To avoid any downturn and to stabilise the economy, one of the government’s priorities has been to replace the “hot money” coming in from abroad with more stable foreign direct investment (FDI). The changes brought about by the new TCC will contribute immensely towards this goal, by assuring foreign investors of a safe and stable legal system to protect their interests. The new TCC, which will go into effect on July 1, 2012, will give global investors protection matching, if not exceeding, what they have come to expect in their home jurisdictions, and remove whatever negative effect Turkey’s outdated commercial jurisprudence may have had on FDI.
THE NEW TCC: The new TCC will bring numerous innovations to commercial law. The overarching theme of the reformulation of the legislation will be the recognition of the distinction between publicly and closely held companies. The law will widen the gulf between the treatment of joint-stock corporations and limited liability partnerships, with the joint-stock corporation being cultivated as the format organised for an eventual public float, whereas the limited liability partnership will retain the properties that make it the form of choice for closely held companies. The law will achieve this result through its differential treatment of the two forms of association with respect to the availability of share buybacks, the enforceability of option rights and the permissibility of share transfer restrictions, and other similar subtle differences.
Another major innovation brought by the new TCC will be its reform of the corporate governance principles applicable to corporate bodies. It will allow for easier delegation of duties to smaller groups within the board or to company management. This change, together with a shift to the liability regime that will allow for a closer matching of responsibility with liability, will enable companies to recruit more knowledgeable directors, and increase the efficiency of Turkish businesses.
A further change on the corporate law front that will dovetail with the new TCC will be the change to the Capital Markets Law. The Capital Markets Board has recently announced a new draft of this law that will integrate discrete strands of the law into a coherent whole.
A new Code of Obligations will also go into effect on July 1, 2012. Most of the changes in this body of law will affect the relationship between employers and employees, and between lessors and lessees.
While the effects of these changes will tend to be more directly felt in relations among Turkish citizens, an updated law of contracts will no doubt result in the economy operating more efficiently.

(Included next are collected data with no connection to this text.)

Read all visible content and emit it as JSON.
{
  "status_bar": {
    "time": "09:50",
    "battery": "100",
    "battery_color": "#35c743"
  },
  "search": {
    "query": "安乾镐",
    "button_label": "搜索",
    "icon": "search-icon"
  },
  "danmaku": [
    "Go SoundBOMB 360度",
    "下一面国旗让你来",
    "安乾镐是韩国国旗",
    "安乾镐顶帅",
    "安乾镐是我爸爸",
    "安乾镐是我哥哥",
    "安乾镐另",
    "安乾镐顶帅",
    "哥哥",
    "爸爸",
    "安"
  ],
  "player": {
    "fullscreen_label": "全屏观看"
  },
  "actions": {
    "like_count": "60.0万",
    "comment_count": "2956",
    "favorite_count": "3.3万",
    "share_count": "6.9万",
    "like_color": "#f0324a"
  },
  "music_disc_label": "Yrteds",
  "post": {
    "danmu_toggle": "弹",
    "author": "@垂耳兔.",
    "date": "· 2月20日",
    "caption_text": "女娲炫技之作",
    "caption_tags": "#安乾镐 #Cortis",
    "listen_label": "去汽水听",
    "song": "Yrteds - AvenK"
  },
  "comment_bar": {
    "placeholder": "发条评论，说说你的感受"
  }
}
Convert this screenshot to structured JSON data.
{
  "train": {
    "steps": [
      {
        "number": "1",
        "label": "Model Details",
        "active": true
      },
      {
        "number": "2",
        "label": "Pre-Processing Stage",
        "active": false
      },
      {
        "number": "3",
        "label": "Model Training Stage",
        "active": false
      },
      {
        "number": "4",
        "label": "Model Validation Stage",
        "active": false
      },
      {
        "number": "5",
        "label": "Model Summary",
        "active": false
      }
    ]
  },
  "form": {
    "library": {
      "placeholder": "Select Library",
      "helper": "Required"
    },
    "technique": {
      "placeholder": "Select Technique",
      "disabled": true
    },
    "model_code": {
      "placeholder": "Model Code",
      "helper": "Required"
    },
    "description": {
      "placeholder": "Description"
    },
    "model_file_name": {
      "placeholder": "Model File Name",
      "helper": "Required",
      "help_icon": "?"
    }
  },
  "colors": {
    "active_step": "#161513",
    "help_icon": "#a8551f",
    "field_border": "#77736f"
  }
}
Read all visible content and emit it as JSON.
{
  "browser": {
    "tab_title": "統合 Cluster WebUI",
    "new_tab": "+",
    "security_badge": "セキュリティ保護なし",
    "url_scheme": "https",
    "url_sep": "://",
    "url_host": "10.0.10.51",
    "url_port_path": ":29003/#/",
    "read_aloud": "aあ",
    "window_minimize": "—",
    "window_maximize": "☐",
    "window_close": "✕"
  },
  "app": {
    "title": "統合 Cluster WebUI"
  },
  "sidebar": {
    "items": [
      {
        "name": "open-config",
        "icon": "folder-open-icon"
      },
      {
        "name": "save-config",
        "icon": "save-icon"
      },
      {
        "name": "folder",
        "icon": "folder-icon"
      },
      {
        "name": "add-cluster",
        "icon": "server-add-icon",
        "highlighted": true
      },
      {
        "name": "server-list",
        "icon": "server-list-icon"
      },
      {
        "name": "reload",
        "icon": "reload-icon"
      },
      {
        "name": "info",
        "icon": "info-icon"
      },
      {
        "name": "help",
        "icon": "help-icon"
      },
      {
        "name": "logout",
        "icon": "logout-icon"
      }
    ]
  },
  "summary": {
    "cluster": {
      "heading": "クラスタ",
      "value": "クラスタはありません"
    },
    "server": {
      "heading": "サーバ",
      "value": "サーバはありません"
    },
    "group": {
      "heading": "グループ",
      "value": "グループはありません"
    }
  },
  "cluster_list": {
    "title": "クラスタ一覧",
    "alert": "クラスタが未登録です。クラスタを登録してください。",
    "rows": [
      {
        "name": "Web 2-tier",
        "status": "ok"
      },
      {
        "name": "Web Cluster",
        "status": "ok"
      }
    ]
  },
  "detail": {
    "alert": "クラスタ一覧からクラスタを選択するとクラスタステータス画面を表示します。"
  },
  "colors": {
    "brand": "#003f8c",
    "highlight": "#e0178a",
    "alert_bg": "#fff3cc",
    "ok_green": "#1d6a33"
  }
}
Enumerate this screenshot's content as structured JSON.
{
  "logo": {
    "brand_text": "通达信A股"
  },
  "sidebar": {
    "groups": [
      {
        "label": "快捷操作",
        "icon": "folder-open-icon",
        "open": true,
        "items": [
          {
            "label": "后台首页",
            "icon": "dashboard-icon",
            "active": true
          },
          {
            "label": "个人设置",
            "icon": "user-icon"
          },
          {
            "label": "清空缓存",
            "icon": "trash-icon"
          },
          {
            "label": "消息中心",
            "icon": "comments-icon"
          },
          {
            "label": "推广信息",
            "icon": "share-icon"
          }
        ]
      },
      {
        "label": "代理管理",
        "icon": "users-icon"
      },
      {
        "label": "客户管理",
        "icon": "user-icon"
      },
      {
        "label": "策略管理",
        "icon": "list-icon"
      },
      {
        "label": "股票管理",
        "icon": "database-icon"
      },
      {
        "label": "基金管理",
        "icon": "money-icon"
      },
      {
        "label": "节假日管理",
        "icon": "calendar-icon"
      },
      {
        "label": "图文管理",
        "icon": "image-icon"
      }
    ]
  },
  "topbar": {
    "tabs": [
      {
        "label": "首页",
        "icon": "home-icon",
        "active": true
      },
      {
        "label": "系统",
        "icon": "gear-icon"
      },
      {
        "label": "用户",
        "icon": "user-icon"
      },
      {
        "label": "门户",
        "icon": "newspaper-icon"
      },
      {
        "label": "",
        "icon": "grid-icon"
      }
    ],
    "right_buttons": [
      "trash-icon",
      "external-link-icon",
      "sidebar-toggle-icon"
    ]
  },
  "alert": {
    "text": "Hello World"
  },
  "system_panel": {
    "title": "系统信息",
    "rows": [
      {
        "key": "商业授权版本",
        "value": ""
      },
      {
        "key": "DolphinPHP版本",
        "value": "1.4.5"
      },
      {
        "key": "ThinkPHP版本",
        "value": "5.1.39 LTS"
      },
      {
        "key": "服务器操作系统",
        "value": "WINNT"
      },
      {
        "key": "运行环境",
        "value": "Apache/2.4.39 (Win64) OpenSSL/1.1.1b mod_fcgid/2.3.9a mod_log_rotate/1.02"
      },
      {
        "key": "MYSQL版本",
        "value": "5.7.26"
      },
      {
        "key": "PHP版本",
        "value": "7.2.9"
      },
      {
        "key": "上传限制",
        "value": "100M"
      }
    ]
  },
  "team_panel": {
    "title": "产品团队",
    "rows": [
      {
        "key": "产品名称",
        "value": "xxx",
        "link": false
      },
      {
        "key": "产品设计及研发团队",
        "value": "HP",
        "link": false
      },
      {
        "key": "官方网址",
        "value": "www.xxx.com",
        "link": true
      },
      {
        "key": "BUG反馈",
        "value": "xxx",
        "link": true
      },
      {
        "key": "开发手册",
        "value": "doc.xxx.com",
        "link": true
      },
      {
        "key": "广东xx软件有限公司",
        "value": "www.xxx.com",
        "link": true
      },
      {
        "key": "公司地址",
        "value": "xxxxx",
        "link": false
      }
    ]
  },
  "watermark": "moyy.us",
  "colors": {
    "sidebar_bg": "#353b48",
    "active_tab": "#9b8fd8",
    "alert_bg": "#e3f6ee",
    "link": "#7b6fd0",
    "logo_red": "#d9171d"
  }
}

BENEFITS: With its volatile current accounts balance, the country is in a promising but potentially precarious position in these first years of the second decade of the 2000s. A similar predicament in the early 2000s, which unfortunately culminated in the 2001 financial crisis, yielded an overhaul of the economic system, which ended up securing a more solid footing for the Turkish economy from that point forward. The most recent major changes on the legal scene have come at the urging of less dramatic but no less powerful forces. The modernisation of Turkish law will undoubtedly help the country draw in more stable foreign investment, and result in a healthier economy through the efficiency-oriented changes that it will bring.